I recently attended Aflac’s Tech Connect conference and spent time meeting with several benefits and HR technology partners. A few clear themes emerged that are highly relevant for our clients and broker strategy moving forward:
- AI Is Moving from Buzzword to Practical Application
AI is no longer theoretical—it’s being embedded into real workflows:
- Document verification, data cleanup, and implementation support are early use cases already delivering efficiency gains
- Vendors are exploring agentic AI to guide employees through life events (e.g., having a baby, planning care), automatically generating to-do lists and nudges
- Conversational tools (chat-based enrollment and support) are improving employee access, though still evolving beyond basic Q&A
Takeaway: AI is becoming a core enablement layer, especially in reducing admin burden and improving employee experience.

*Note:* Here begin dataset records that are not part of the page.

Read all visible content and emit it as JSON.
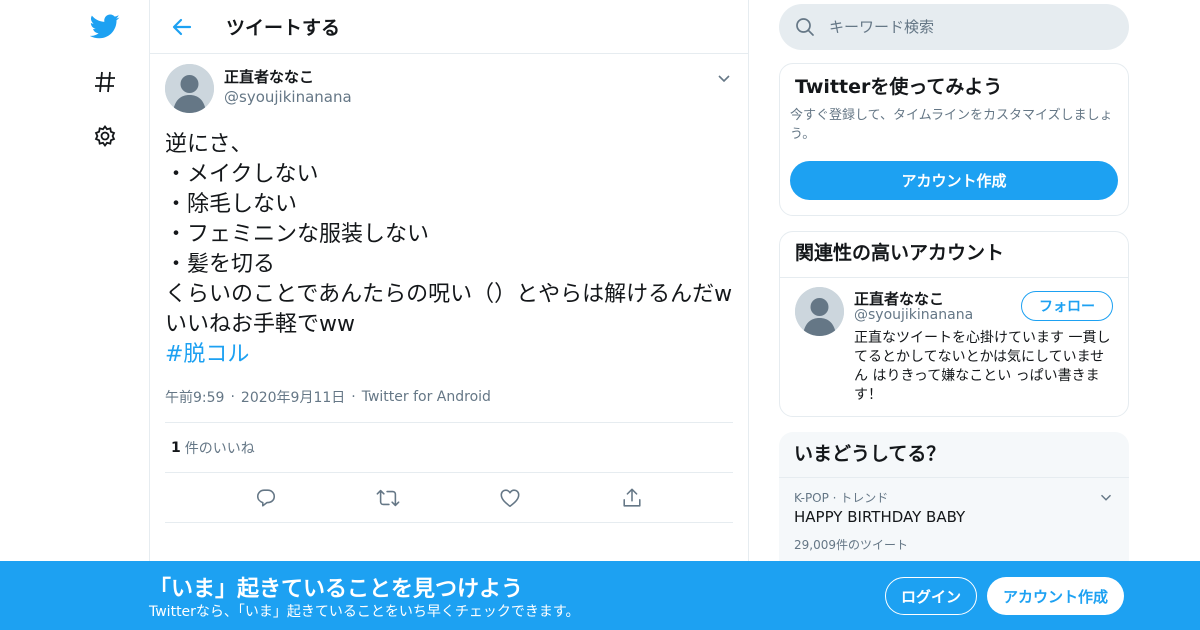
{
  "colors": {
    "brand": "#1da1f2",
    "text_primary": "#14171a",
    "text_secondary": "#657786",
    "border": "#e6ecf0",
    "avatar_bg": "#ccd6dd"
  },
  "leftnav": {
    "icons": [
      "twitter-bird-icon",
      "hashtag-icon",
      "gear-icon"
    ]
  },
  "header": {
    "title": "ツイートする"
  },
  "tweet": {
    "author_name": "正直者ななこ",
    "author_handle": "@syoujikinanana",
    "text": "逆にさ、\n・メイクしない\n・除毛しない\n・フェミニンな服装しない\n・髪を切る\nくらいのことであんたらの呪い（）とやらは解けるんだw\nいいねお手軽でww",
    "hashtag": "#脱コル",
    "time": "午前9:59",
    "date": "2020年9月11日",
    "source": "Twitter for Android",
    "likes_count": "1",
    "likes_label": "件のいいね"
  },
  "search": {
    "placeholder": "キーワード検索"
  },
  "signup_card": {
    "title": "Twitterを使ってみよう",
    "description": "今すぐ登録して、タイムラインをカスタマイズしましょう。",
    "button_label": "アカウント作成"
  },
  "related_card": {
    "title": "関連性の高いアカウント",
    "account_name": "正直者ななこ",
    "account_handle": "@syoujikinanana",
    "follow_label": "フォロー",
    "bio": "正直なツイートを心掛けています 一貫してるとかしてないとかは気にしていません はりきって嫌なことい っぱい書きます！"
  },
  "trends_card": {
    "title": "いまどうしてる？",
    "trend_meta": "K-POP · トレンド",
    "trend_name": "HAPPY BIRTHDAY BABY",
    "trend_count": "29,009件のツイート"
  },
  "bottom_bar": {
    "title": "「いま」起きていることを見つけよう",
    "subtitle": "Twitterなら、「いま」起きていることをいち早くチェックできます。",
    "login_label": "ログイン",
    "signup_label": "アカウント作成"
  }
}
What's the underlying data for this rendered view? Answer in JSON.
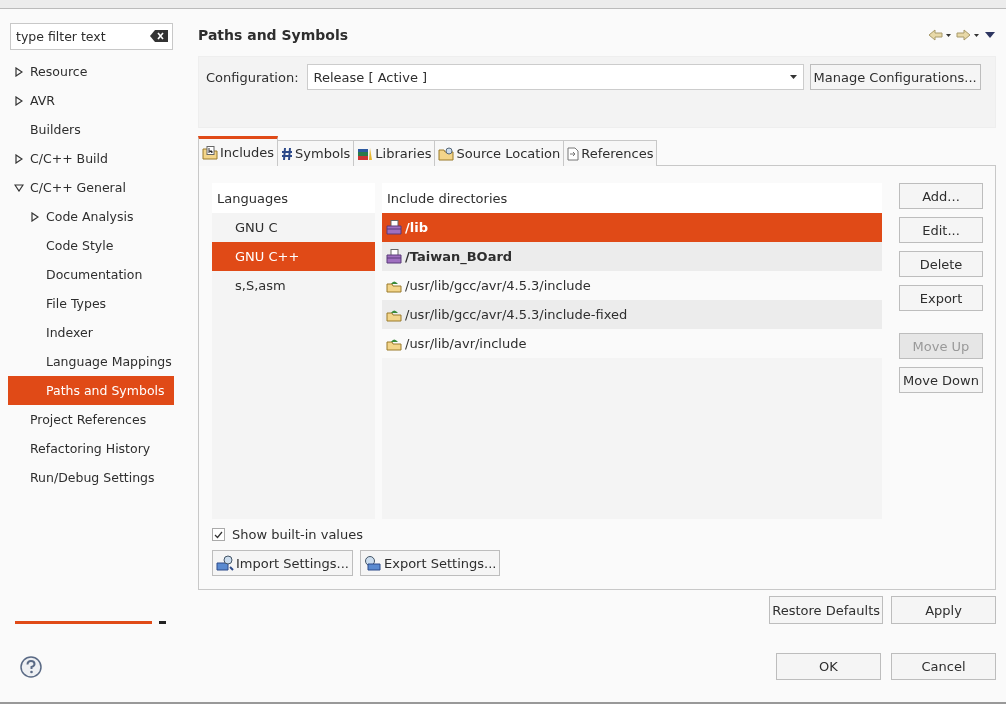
{
  "filter": {
    "placeholder": "type filter text"
  },
  "tree": [
    {
      "label": "Resource",
      "kind": "folder",
      "expanded": false,
      "selected": false
    },
    {
      "label": "AVR",
      "kind": "folder",
      "expanded": false,
      "selected": false
    },
    {
      "label": "Builders",
      "kind": "leaf",
      "selected": false
    },
    {
      "label": "C/C++ Build",
      "kind": "folder",
      "expanded": false,
      "selected": false
    },
    {
      "label": "C/C++ General",
      "kind": "folder",
      "expanded": true,
      "selected": false,
      "children": [
        {
          "label": "Code Analysis",
          "kind": "folder",
          "expanded": false,
          "selected": false
        },
        {
          "label": "Code Style",
          "kind": "leaf",
          "selected": false
        },
        {
          "label": "Documentation",
          "kind": "leaf",
          "selected": false
        },
        {
          "label": "File Types",
          "kind": "leaf",
          "selected": false
        },
        {
          "label": "Indexer",
          "kind": "leaf",
          "selected": false
        },
        {
          "label": "Language Mappings",
          "kind": "leaf",
          "selected": false
        },
        {
          "label": "Paths and Symbols",
          "kind": "leaf",
          "selected": true
        }
      ]
    },
    {
      "label": "Project References",
      "kind": "leaf",
      "selected": false
    },
    {
      "label": "Refactoring History",
      "kind": "leaf",
      "selected": false
    },
    {
      "label": "Run/Debug Settings",
      "kind": "leaf",
      "selected": false
    }
  ],
  "page_title": "Paths and Symbols",
  "configuration": {
    "label": "Configuration:",
    "value": "Release  [ Active ]",
    "button": "Manage Configurations..."
  },
  "tabs": [
    {
      "label": "Includes",
      "kind": "includes",
      "selected": true
    },
    {
      "label": "Symbols",
      "kind": "symbols",
      "selected": false
    },
    {
      "label": "Libraries",
      "kind": "libraries",
      "selected": false
    },
    {
      "label": "Source Location",
      "kind": "source",
      "selected": false
    },
    {
      "label": "References",
      "kind": "references",
      "selected": false
    }
  ],
  "languages": {
    "header": "Languages",
    "items": [
      {
        "label": "GNU C",
        "selected": false
      },
      {
        "label": "GNU C++",
        "selected": true
      },
      {
        "label": "s,S,asm",
        "selected": false
      }
    ]
  },
  "directories": {
    "header": "Include directories",
    "items": [
      {
        "path": "/lib",
        "kind": "workspace",
        "selected": true
      },
      {
        "path": "/Taiwan_BOard",
        "kind": "workspace",
        "selected": false
      },
      {
        "path": "/usr/lib/gcc/avr/4.5.3/include",
        "kind": "system",
        "selected": false
      },
      {
        "path": "/usr/lib/gcc/avr/4.5.3/include-fixed",
        "kind": "system",
        "selected": false
      },
      {
        "path": "/usr/lib/avr/include",
        "kind": "system",
        "selected": false
      }
    ]
  },
  "side_buttons": [
    {
      "label": "Add...",
      "disabled": false
    },
    {
      "label": "Edit...",
      "disabled": false
    },
    {
      "label": "Delete",
      "disabled": false
    },
    {
      "label": "Export",
      "disabled": false
    },
    {
      "label": "Move Up",
      "disabled": true
    },
    {
      "label": "Move Down",
      "disabled": false
    }
  ],
  "show_builtin": {
    "label": "Show built-in values",
    "checked": true
  },
  "settings_buttons": [
    {
      "label": "Import Settings...",
      "kind": "import"
    },
    {
      "label": "Export Settings...",
      "kind": "export"
    }
  ],
  "page_buttons": [
    "Restore Defaults",
    "Apply"
  ],
  "dialog_buttons": [
    "OK",
    "Cancel"
  ]
}
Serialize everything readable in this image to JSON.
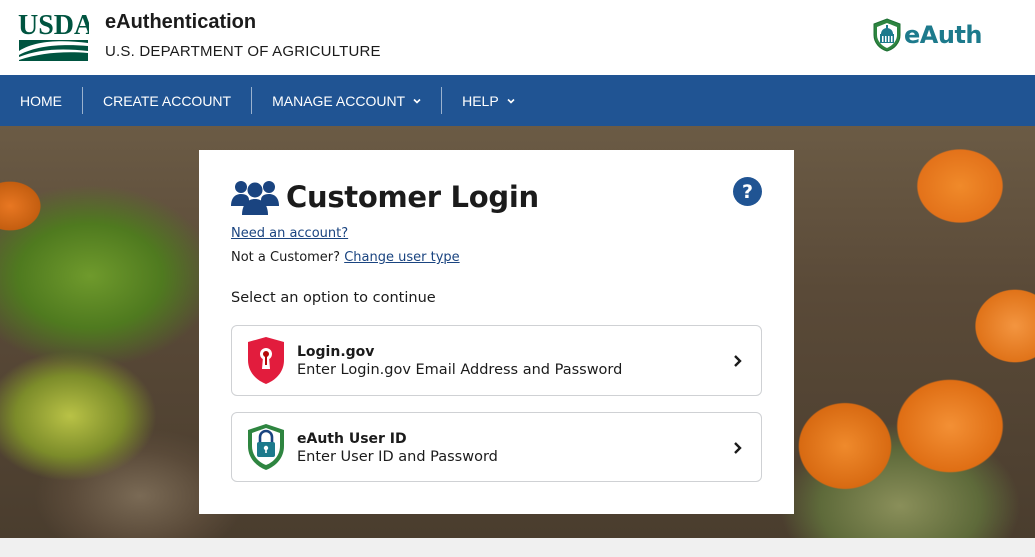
{
  "header": {
    "logo_text": "USDA",
    "title": "eAuthentication",
    "subtitle": "U.S. DEPARTMENT OF AGRICULTURE",
    "brand": "eAuth"
  },
  "nav": {
    "items": [
      {
        "label": "HOME",
        "has_dropdown": false
      },
      {
        "label": "CREATE ACCOUNT",
        "has_dropdown": false
      },
      {
        "label": "MANAGE ACCOUNT",
        "has_dropdown": true
      },
      {
        "label": "HELP",
        "has_dropdown": true
      }
    ]
  },
  "login": {
    "title": "Customer Login",
    "help_label": "?",
    "need_account": "Need an account?",
    "not_customer_prefix": "Not a Customer?",
    "change_user_type": "Change user type",
    "select_prompt": "Select an option to continue",
    "options": [
      {
        "title": "Login.gov",
        "description": "Enter Login.gov Email Address and Password",
        "icon": "login-gov-shield-icon"
      },
      {
        "title": "eAuth User ID",
        "description": "Enter User ID and Password",
        "icon": "eauth-lock-shield-icon"
      }
    ]
  },
  "colors": {
    "nav_bg": "#205493",
    "link": "#1a4480",
    "brand_teal": "#1d7a8c",
    "usda_green": "#005440",
    "login_gov_red": "#e21c3d"
  }
}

- Engagement Beyond Open Enrollment Is the New Battleground
Multiple vendors emphasized year-round engagement:
- “Nudge engines” are being used to guide employees through decisions and actions over time
- Platforms are shifting from transactional enrollment tools to continuous engagement hubs
- Focus is on influencing behavior (e.g., care utilization, benefits understanding), not just elections
Takeaway: The value of benefits tech is increasingly tied to ongoing engagement, not just enrollment season.
- Data & Analytics Are Becoming Broker Differentiators
There is a strong push toward:
- Broker-facing dashboards with actionable insights
- Claims analytics used to drive cost containment strategies
- Systems that generate recommendations brokers can bring proactively to clients
Takeaway: Technology is enabling brokers to move from reactive service to data-driven advisory.
- Cost Containment Is Driving Innovation
Across sessions and vendor discussions:
- Digital health partnerships and ecosystem strategies are expanding
- Employers and carriers are exploring tech-enabled ways to manage rising healthcare costs
- Analytics + engagement + navigation tools are being positioned as a combined solution
Takeaway: Tech is increasingly central to controlling—not just administering—benefits costs.
- Consolidation vs. Point Solutions: The Debate Continues
We’re still seeing tension between:
- All-in-one platforms (HCM + benefits + payroll)
- Specialized point solutions with deeper functionality
Some vendors are leaning into managed services models to bridge this gap, helping clients operationalize multiple systems effectively.
Takeaway: There is no one-size-fits-all—strategy should be tailored based on client complexity, internal resources, and goals.
- Public Sector & Mid-Market Opportunities Are Expanding
Notable observations:
- Increased focus on public sector organizations (e.g., school systems)
- Continued innovation for mid-market employers (~100–500+ employees)
- Specialized capabilities like union support, retiree benefits, and complex payroll integrations gaining attention
Takeaway: Vendors are getting more targeted in vertical and segment strategy, which creates new opportunities for alignment.
Final Thought
The common thread across all conversations: benefits technology is shifting from administrative infrastructure to strategic driver.
For brokers and consultants, the opportunity is clear—lean into tools that:
- Enhance employee experience
- Deliver actionable insights
- Support measurable cost outcomes
That’s where we can create the most value for clients.